Of course, after the noughties ended things took a bit of a turn for Juicy. The world of paparazzi became way too dark just as velour-clad celebs began to take control of their own image on the old Instagram. We were, after the noughties, somewhat disgusted with ourselves; with what we’d done to celebrities via our pap obsession and what we’d spent our time actually caring about. Gaudiness was gone and the athleisure era arrived: sleek Sweaty Betty, functional Nike. Workout leggings became the new track pant and as authenticity was sought, people stopped dressing up their dressing down. We were no longer pretending to be papped and so our athleisure became less diamanté and more diabolically dull.
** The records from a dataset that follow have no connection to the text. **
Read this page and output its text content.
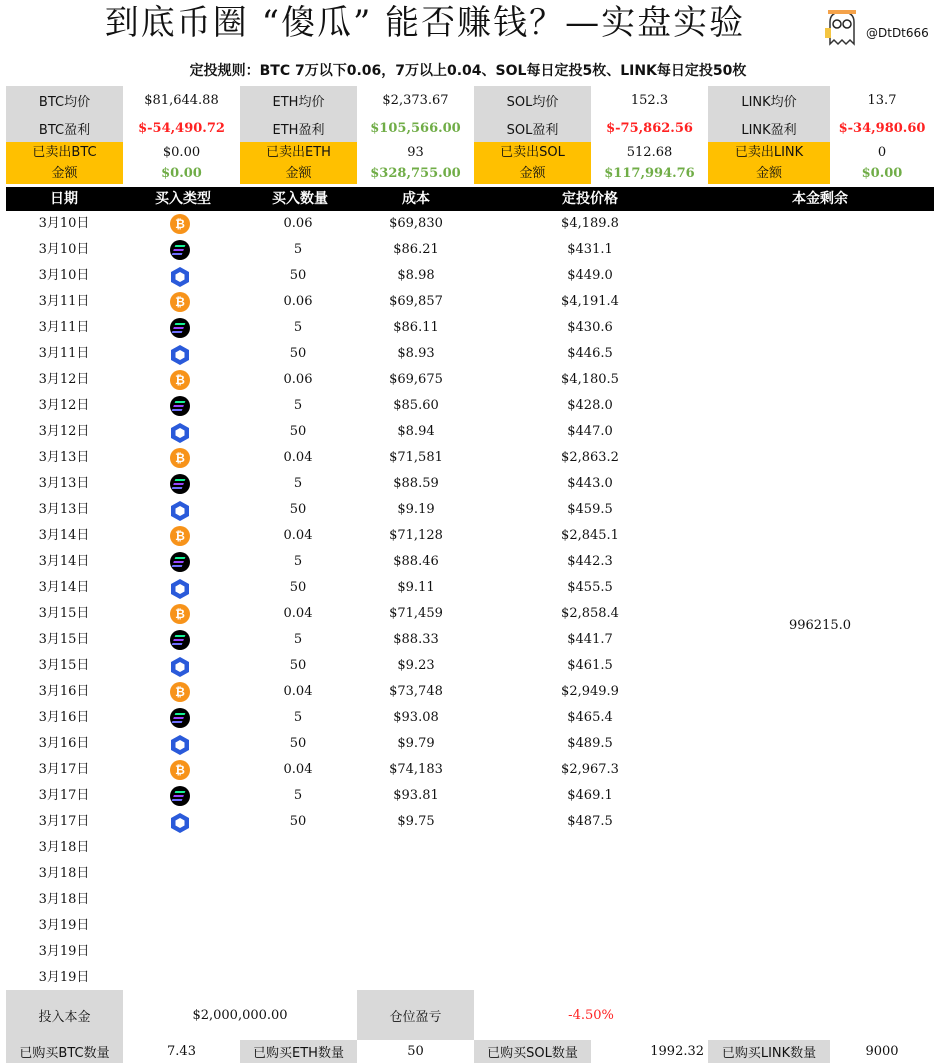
到底币圈 “傻瓜” 能否赚钱？—实盘实验	@DtDt666
定投规则：BTC 7万以下0.06，7万以上0.04、SOL每日定投5枚、LINK每日定投50枚
BTC均价	$81,644.88	ETH均价	$2,373.67	SOL均价	152.3	LINK均价	13.7
BTC盈利	$-54,490.72	ETH盈利	$105,566.00	SOL盈利	$-75,862.56	LINK盈利	$-34,980.60
已卖出BTC	$0.00	已卖出ETH	93	已卖出SOL	512.68	已卖出LINK	0
金额	$0.00	金额	$328,755.00	金额	$117,994.76	金额	$0.00
日期	买入类型	买入数量	成本	定投价格	本金剩余
3月10日 ₿	0.06	$69,830	$4,189.8
3月10日	5	$86.21	$431.1
3月10日	50	$8.98	$449.0
3月11日 ₿	0.06	$69,857	$4,191.4
3月11日	5	$86.11	$430.6
3月11日	50	$8.93	$446.5
3月12日 ₿	0.06	$69,675	$4,180.5
3月12日	5	$85.60	$428.0
3月12日	50	$8.94	$447.0
3月13日 ₿	0.04	$71,581	$2,863.2
3月13日	5	$88.59	$443.0
3月13日	50	$9.19	$459.5
3月14日 ₿	0.04	$71,128	$2,845.1
3月14日	5	$88.46	$442.3
3月14日	50	$9.11	$455.5
3月15日 ₿	0.04	$71,459	$2,858.4
3月15日	5	$88.33	$441.7
3月15日	50	$9.23	$461.5
3月16日 ₿	0.04	$73,748	$2,949.9
3月16日	5	$93.08	$465.4
3月16日	50	$9.79	$489.5
3月17日 ₿	0.04	$74,183	$2,967.3
3月17日	5	$93.81	$469.1
3月17日	50	$9.75	$487.5
3月18日
3月18日
3月18日
3月19日
3月19日
3月19日
996215.0
投入本金	$2,000,000.00		仓位盈亏	-4.50%			
已购买BTC数量	7.43	已购买ETH数量	50	已购买SOL数量	1992.32	已购买LINK数量	9000
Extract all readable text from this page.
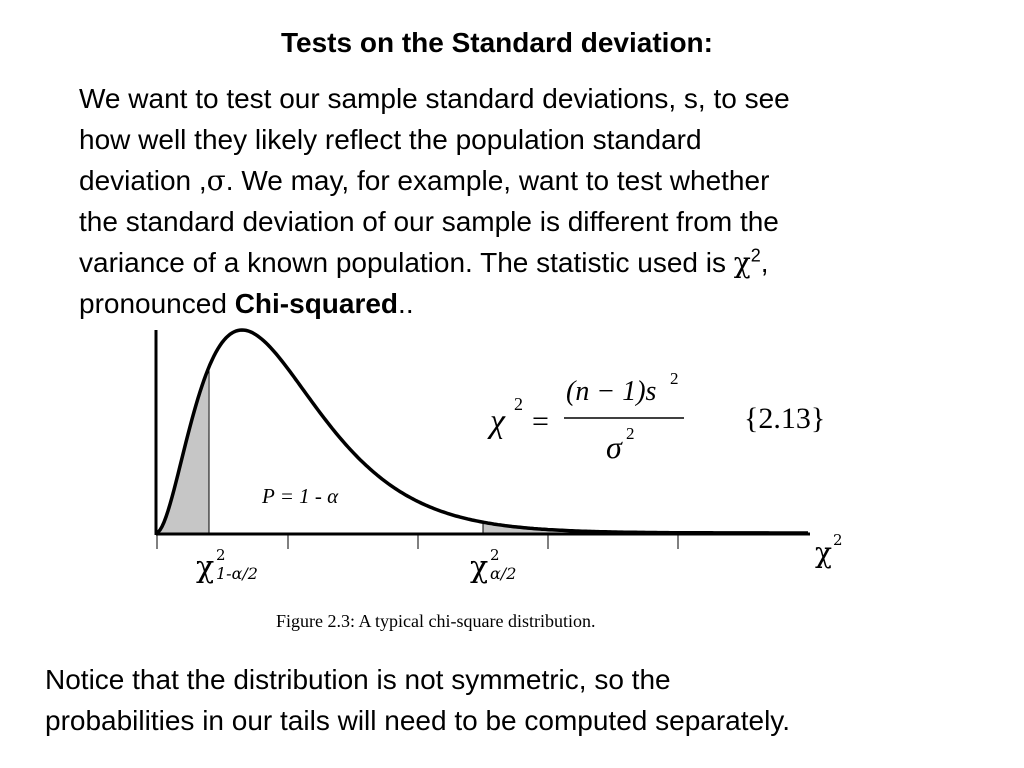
Tests on the Standard deviation:
We want to test our sample standard deviations, s, to see
how well they likely reflect the population standard
deviation ,σ. We may, for example, want to test whether
the standard deviation of our sample is different from the
variance of a known population. The statistic used is $\chi^2$,
pronounced Chi-squared..
P = 1 - α
χ 2
=
(n − 1)s 2
σ 2	{2.13}
χ 2
1-α/2	χ 2
α/2
χ 2
Figure 2.3: A typical chi-square distribution.
Notice that the distribution is not symmetric, so the
probabilities in our tails will need to be computed separately.
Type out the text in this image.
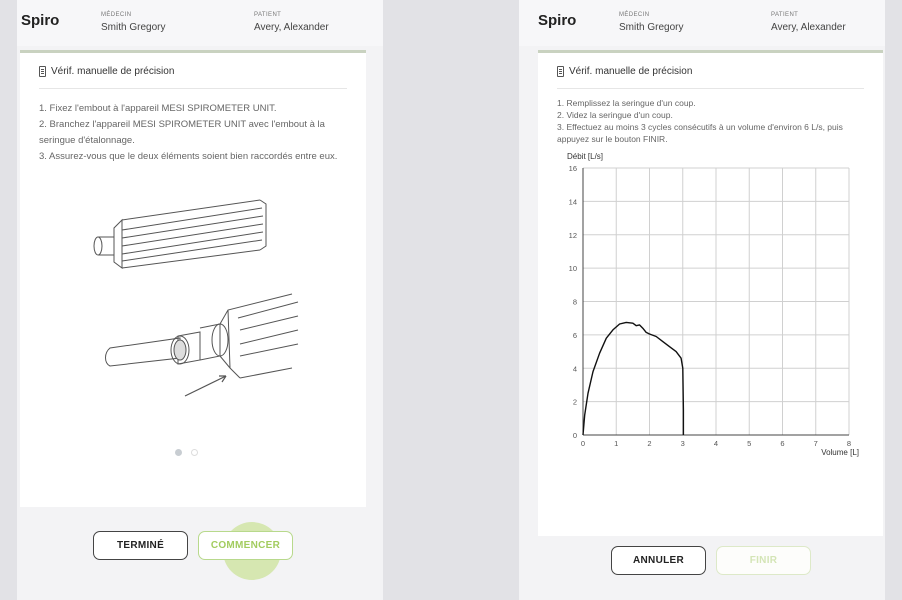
Spiro	MÉDECIN
Smith Gregory
PATIENT
Avery, Alexander
Vérif. manuelle de précision
1. Fixez l'embout à l'appareil MESI SPIROMETER UNIT.
2. Branchez l'appareil MESI SPIROMETER UNIT avec l'embout à la seringue d'étalonnage.
3. Assurez-vous que le deux éléments soient bien raccordés entre eux.
TERMINÉ	COMMENCER
Spiro	MÉDECIN
Smith Gregory
PATIENT
Avery, Alexander
Vérif. manuelle de précision
1. Remplissez la seringue d'un coup.
2. Videz la seringue d'un coup.
3. Effectuez au moins 3 cycles consécutifs à un volume d'environ 6 L/s, puis appuyez sur le bouton FINIR.
0	1	2	3	4	5	6	7	8
0
2
4
6
8
10
12
14
16
Débit [L/s]
Volume [L]
ANNULER	FINIR
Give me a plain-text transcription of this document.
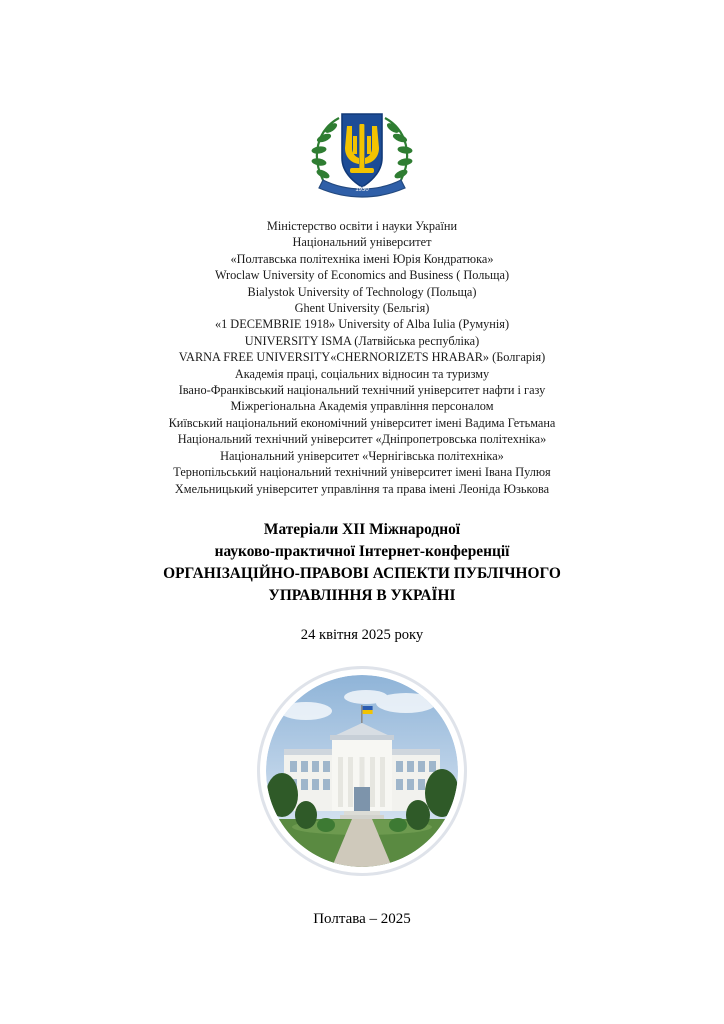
1930
Міністерство освіти і науки України
Національний університет
«Полтавська політехніка імені Юрія Кондратюка»
Wroclaw University of Economics and Business ( Польща)
Bialystok University of Technology (Польща)
Ghent University (Бельгія)
«1 DECEMBRIE 1918» University of Alba Iulia (Румунія)
UNIVERSITY ISMA (Латвійська республіка)
VARNA FREE UNIVERSITY«CHERNORIZETS HRABAR» (Болгарія)
Академія праці, соціальних відносин та туризму
Івано-Франківський національний технічний університет нафти і газу
Міжрегіональна Академія управління персоналом
Київський національний економічний університет імені Вадима Гетьмана
Національний технічний університет «Дніпропетровська політехніка»
Національний університет «Чернігівська політехніка»
Тернопільський національний технічний університет імені Івана Пулюя
Хмельницький університет управління та права імені Леоніда Юзькова
Матеріали XII Міжнародної
науково-практичної Інтернет-конференції
ОРГАНІЗАЦІЙНО-ПРАВОВІ АСПЕКТИ ПУБЛІЧНОГО
УПРАВЛІННЯ В УКРАЇНІ
24 квітня 2025 року
Полтава – 2025
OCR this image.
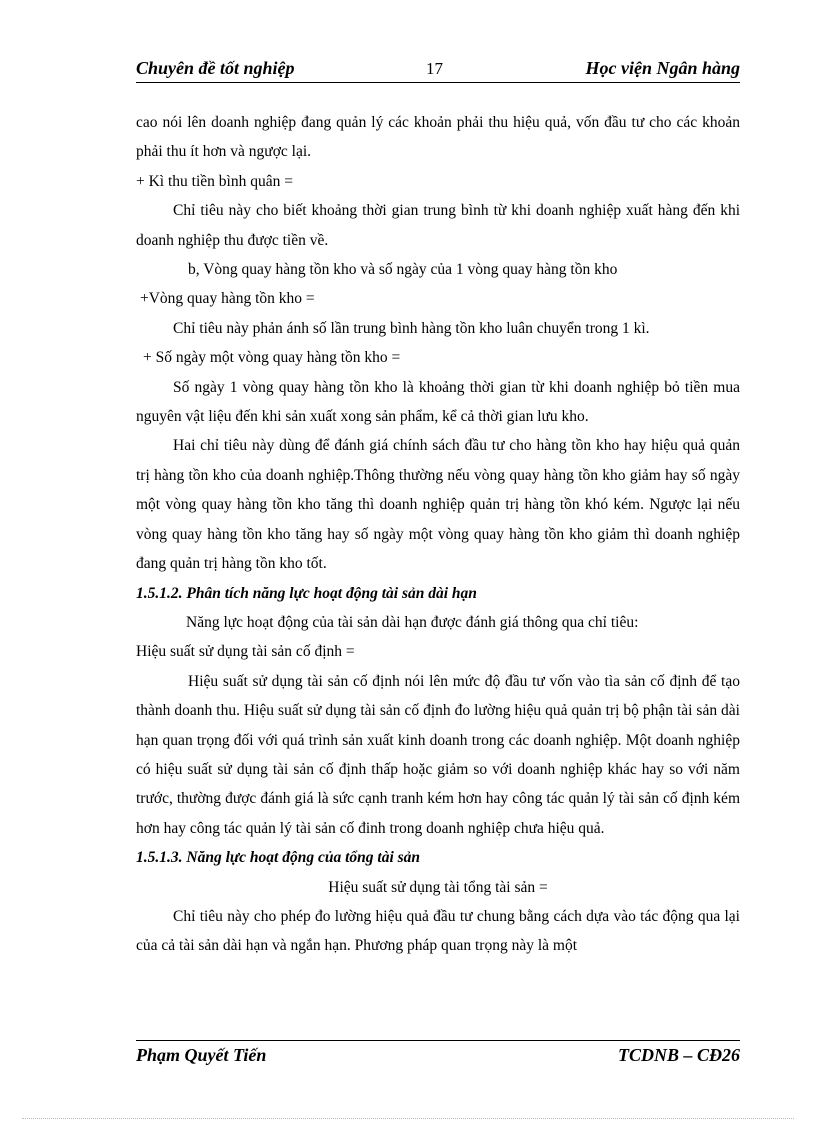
Chuyên đề tốt nghiệp	17	Học viện Ngân hàng

cao nói lên doanh nghiệp đang quản lý các khoản phải thu hiệu quả, vốn đầu tư cho các khoản phải thu ít hơn và ngược lại.

+ Kì thu tiền bình quân =

Chỉ tiêu này cho biết khoảng thời gian trung bình từ khi doanh nghiệp xuất hàng đến khi doanh nghiệp thu được tiền về.

b, Vòng quay hàng tồn kho và số ngày của 1 vòng quay hàng tồn kho

+Vòng quay hàng tồn kho =

Chỉ tiêu này phản ánh số lần trung bình hàng tồn kho luân chuyển trong 1 kì.

+ Số ngày một vòng quay hàng tồn kho =

Số ngày 1 vòng quay hàng tồn kho là khoảng thời gian từ khi doanh nghiệp bỏ tiền mua nguyên vật liệu đến khi sản xuất xong sản phẩm, kể cả thời gian lưu kho.

Hai chỉ tiêu này dùng để đánh giá chính sách đầu tư cho hàng tồn kho hay hiệu quả quản trị hàng tồn kho của doanh nghiệp.Thông thường nếu vòng quay hàng tồn kho giảm hay số ngày một vòng quay hàng tồn kho tăng thì doanh nghiệp quản trị hàng tồn khó kém. Ngược lại nếu vòng quay hàng tồn kho tăng hay số ngày một vòng quay hàng tồn kho giảm thì doanh nghiệp đang quản trị hàng tồn kho tốt.

1.5.1.2. Phân tích năng lực hoạt động tài sản dài hạn

Năng lực hoạt động của tài sản dài hạn được đánh giá thông qua chỉ tiêu:

Hiệu suất sử dụng tài sản cố định =

Hiệu suất sử dụng tài sản cố định nói lên mức độ đầu tư vốn vào tìa sản cố định để tạo thành doanh thu. Hiệu suất sử dụng tài sản cố định đo lường hiệu quả quản trị bộ phận tài sản dài hạn quan trọng đối với quá trình sản xuất kinh doanh trong các doanh nghiệp. Một doanh nghiệp có hiệu suất sử dụng tài sản cố định thấp hoặc giảm so với doanh nghiệp khác hay so với năm trước, thường được đánh giá là sức cạnh tranh kém hơn hay công tác quản lý tài sản cố định kém hơn hay công tác quản lý tài sản cố đinh trong doanh nghiệp chưa hiệu quả.

1.5.1.3. Năng lực hoạt động của tổng tài sản

Hiệu suất sử dụng tài tổng tài sản =

Chỉ tiêu này cho phép đo lường hiệu quả đầu tư chung bằng cách dựa vào tác động qua lại của cả tài sản dài hạn và ngắn hạn. Phương pháp quan trọng này là một

Phạm Quyết Tiến	TCDNB – CĐ26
But as any brand with a mastery of self-knowledge would do, Juicy evolved. Instead of sticking to its guns and doing a Victoria’s Secret, it collaborated with the new titan of athleisure: Vetements. Soon the stylish celebs of the now were smacking Juicy across their asses – Kylie Jenner, Winnie Harlow, Rihanna – and lo and behold, she was back. This time, however, not donned by a chihuahua-toting heiress but at New York Fashion Week.
And now here we are: a while away from the next New York Fashion Week and equally far from taking our gorjus little rescue mutt down Starbs, with no reason to dress up other than for Zoom meetings as instructed by that one editor at Vogue who documented her super fazsionne outfits every day for her online hangouts. Now, more than ever, we need loungewear. Not the athleisure type that makes you feel bad that all you stockpiled was chocolate, wine and a cheeseboard, but the type that makes you feel like that was exactly the right choice. Choose Juicy!